Oggi gli artisti, invece, sembrano avere fretta di affermarsi.
«I giovani di adesso hanno più difficoltà. Gli vengono lanciate tantissime esche dalla televisione: ecco perché il teatro e il cinema sono così in crisi. Manca la materia prima. Ci sono dei sistemi di organizzazione sbagliati e dannosi».
Di chi è la colpa di questa situazione?
«Influenze politiche, sovvenzioni, favoritismi e abbonamenti teatrali».
In che senso?
«Queste tessere annuali hanno tolto al pubblico l'attrazione verso il singolo spettacolo. Tutto ciò ha molto senso per le imprese che non si sentono in dovere di stare sempre all'erta confidando sul fatto di aver già venduto in anticipo la stagione. Il pubblico così è garantito. Proprio per questo, secondo me, il momento che sta vivendo il teatro è negativo».
Qual è la soluzione che propone?
«Per quanto mi riguarda, io sono forte dei miei ricordi e di una morale consolidata. Certo, dovrebbero nascere dei nuovi talenti e credo che questa sia una conseguenza probabile perché si sa che dopo una crisi arriva sempre una rinascita».
Un’infaticabile artista come lei, che cosa ha messo in cantiere per la nuova stagione?
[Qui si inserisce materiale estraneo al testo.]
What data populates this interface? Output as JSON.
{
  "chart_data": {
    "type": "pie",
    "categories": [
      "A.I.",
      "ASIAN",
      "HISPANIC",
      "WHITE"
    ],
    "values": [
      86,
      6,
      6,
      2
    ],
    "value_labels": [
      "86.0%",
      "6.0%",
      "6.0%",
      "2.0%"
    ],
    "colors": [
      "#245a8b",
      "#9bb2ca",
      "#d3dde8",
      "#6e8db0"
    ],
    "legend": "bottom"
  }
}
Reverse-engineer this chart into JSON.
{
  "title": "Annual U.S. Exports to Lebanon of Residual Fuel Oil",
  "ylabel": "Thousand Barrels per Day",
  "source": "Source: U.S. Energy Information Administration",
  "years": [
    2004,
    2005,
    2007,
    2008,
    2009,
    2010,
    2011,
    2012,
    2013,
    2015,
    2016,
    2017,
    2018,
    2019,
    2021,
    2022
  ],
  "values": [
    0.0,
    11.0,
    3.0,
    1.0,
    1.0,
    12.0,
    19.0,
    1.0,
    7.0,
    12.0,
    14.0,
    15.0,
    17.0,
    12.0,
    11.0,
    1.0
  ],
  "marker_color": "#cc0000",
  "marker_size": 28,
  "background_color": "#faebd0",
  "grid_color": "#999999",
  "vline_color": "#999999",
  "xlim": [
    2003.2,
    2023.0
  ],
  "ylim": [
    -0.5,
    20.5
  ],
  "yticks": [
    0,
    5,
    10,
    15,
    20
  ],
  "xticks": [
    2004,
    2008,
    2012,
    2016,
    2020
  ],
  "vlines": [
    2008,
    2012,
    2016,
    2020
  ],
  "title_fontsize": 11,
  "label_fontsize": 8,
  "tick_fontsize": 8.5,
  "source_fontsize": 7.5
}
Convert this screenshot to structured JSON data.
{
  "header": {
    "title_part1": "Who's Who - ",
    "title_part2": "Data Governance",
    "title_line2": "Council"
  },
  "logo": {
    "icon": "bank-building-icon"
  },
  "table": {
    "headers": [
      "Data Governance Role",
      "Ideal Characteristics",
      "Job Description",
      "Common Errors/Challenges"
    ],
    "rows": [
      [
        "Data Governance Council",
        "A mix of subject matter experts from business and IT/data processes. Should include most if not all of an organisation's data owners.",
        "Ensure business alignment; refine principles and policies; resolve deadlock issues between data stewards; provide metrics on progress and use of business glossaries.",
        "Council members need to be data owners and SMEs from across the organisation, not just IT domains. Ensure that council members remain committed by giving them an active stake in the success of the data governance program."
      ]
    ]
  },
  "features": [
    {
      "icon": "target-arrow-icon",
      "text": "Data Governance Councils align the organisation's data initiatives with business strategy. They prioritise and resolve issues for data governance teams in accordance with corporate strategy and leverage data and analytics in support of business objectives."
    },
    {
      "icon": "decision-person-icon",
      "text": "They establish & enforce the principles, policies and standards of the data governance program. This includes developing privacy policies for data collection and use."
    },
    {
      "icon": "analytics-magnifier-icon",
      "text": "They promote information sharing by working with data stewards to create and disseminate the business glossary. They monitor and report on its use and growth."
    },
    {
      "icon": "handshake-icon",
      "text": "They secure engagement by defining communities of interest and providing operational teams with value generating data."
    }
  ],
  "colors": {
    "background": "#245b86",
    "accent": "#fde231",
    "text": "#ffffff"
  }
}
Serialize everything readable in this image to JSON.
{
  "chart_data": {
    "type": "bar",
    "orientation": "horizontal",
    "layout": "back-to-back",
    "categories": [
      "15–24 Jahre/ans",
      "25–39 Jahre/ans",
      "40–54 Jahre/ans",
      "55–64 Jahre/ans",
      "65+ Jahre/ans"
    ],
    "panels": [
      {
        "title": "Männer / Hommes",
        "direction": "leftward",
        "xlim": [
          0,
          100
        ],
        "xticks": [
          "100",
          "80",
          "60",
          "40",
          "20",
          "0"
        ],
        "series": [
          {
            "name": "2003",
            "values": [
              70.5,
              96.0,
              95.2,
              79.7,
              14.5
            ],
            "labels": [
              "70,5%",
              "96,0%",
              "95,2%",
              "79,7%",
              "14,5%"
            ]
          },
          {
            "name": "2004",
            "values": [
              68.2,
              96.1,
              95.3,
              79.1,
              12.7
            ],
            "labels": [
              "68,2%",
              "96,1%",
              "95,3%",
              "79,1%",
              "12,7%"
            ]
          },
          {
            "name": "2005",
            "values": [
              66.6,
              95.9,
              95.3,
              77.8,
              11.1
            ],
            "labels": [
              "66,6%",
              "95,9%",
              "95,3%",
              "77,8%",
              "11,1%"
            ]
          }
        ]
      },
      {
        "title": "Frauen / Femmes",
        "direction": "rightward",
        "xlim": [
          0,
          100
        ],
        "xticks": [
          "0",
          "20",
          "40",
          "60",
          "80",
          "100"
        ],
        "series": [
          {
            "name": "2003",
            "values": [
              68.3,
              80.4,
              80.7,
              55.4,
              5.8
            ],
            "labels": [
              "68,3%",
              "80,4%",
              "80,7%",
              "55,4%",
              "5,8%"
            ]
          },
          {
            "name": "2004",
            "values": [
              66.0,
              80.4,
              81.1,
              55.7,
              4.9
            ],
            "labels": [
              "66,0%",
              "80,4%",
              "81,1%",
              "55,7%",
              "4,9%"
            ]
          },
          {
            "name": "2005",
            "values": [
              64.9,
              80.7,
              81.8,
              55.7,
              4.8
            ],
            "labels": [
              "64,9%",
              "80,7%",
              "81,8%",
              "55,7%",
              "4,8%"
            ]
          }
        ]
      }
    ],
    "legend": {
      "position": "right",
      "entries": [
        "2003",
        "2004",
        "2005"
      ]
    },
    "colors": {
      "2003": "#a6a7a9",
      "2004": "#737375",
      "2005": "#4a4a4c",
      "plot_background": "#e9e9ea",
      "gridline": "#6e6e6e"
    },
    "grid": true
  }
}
«Girerò con due riprese, La vedova Socrate e Mal di madre. A marzo debutterò a Perugia con Le serve di Jean Genet, a fianco di Annamaria Guarnieri e Patrizia Zappa Mulas. Proprio quest'ultima sarà co-protagonista, questa sera, in Serata italiana del dopoguerra. Ci tengo poi a dire al pubblico milanese che Le serve arriveranno anche al Piccolo di Milano, sulla scena del quale manco ormai da ben trent’anni».